L’opera, stando ai documenti, era costata l’iperbolica cifra di 3000 fiorini e questo nonostante la tecnica usata da Donatello che – di fatto – permise di economizzare sull’impiego del costosissimo bronzo: la scultura è infatti il risultato dell’assemblaggio di parti fuse e sbalzate separatamente.

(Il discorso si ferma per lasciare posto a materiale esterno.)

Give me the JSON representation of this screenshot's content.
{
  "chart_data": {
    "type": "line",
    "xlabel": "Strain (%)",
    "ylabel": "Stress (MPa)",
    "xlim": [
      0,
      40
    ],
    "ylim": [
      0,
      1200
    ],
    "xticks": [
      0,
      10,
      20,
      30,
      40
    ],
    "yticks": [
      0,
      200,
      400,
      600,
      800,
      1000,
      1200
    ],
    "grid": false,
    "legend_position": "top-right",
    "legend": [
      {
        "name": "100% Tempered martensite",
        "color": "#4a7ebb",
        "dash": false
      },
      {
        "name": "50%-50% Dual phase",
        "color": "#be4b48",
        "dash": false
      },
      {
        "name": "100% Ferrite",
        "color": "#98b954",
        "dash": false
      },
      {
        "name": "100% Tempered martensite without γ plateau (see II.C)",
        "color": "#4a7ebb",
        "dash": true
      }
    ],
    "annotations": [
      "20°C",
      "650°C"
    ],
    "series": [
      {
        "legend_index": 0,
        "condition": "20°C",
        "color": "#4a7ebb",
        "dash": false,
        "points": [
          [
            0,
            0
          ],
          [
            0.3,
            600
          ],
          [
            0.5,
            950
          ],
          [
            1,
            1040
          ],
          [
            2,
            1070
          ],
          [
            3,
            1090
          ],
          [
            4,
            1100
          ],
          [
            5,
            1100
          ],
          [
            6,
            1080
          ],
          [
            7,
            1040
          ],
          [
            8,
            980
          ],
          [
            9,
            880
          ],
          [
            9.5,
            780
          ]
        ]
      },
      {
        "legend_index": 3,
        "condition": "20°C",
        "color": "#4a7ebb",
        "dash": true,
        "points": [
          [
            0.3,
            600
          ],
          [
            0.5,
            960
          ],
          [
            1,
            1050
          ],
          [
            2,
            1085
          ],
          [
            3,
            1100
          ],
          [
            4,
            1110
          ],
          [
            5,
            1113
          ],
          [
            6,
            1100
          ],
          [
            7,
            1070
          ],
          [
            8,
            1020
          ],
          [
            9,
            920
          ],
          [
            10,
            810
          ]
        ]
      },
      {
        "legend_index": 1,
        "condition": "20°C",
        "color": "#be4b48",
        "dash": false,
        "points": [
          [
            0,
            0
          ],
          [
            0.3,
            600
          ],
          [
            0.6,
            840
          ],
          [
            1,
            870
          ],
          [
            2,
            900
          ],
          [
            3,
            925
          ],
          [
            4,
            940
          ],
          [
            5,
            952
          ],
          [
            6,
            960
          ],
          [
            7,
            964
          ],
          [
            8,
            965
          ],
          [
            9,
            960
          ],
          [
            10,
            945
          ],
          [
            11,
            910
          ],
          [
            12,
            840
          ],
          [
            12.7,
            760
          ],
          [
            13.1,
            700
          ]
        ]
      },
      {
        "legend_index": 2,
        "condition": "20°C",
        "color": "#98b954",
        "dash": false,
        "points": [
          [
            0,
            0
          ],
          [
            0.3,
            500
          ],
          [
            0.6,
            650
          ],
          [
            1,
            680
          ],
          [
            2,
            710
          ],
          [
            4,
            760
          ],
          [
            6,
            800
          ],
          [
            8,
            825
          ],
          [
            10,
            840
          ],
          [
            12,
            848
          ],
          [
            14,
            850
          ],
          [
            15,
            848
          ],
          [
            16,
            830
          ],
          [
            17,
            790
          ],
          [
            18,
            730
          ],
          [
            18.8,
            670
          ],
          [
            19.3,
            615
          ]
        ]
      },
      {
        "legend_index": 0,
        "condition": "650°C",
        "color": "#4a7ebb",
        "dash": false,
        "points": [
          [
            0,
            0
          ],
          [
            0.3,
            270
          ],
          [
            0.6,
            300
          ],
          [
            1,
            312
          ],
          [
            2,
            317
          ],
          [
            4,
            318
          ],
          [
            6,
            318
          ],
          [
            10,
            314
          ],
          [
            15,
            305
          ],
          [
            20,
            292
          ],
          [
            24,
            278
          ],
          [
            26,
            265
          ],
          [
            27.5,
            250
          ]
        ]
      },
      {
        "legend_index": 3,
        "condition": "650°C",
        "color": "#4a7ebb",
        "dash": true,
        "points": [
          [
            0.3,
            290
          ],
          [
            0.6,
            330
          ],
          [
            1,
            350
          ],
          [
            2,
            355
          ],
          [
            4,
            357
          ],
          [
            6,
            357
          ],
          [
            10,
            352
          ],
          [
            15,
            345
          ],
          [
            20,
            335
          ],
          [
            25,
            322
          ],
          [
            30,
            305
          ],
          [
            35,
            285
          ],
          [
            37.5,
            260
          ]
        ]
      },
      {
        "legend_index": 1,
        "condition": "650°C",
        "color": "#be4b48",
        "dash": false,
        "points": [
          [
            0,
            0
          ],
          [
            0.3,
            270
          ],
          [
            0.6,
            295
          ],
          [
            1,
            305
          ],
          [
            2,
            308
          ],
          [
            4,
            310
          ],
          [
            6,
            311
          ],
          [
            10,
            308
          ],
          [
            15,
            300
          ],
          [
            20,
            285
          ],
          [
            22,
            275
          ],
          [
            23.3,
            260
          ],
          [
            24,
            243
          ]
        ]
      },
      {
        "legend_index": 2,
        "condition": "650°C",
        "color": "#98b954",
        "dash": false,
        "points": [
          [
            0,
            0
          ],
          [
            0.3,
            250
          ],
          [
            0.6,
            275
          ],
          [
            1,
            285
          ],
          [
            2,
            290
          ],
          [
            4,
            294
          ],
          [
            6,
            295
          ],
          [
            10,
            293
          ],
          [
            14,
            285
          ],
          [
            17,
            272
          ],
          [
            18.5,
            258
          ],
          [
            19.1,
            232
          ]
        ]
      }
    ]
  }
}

Alle lamine in cui è sbalzato il potente, naturalistico panneggio vengono infatti unite, saldandole, le parti emergenti del corpo, la mitria e il pastorale: se osserviamo con attenzione noteremo, ad esempio, come la mano destra benedicente del giovane Ludovico altro non sia se non un bellissimo guanto, del tutto priva del proprio avambraccio.
La visione laterale dell’opera, ripresa durante l’ultimo restauro, chiarisce bene la vera natura di questo capolavoro, “manichino immaginario” sul quale Donatello ha “cucito” un mirabile abito di bronzo.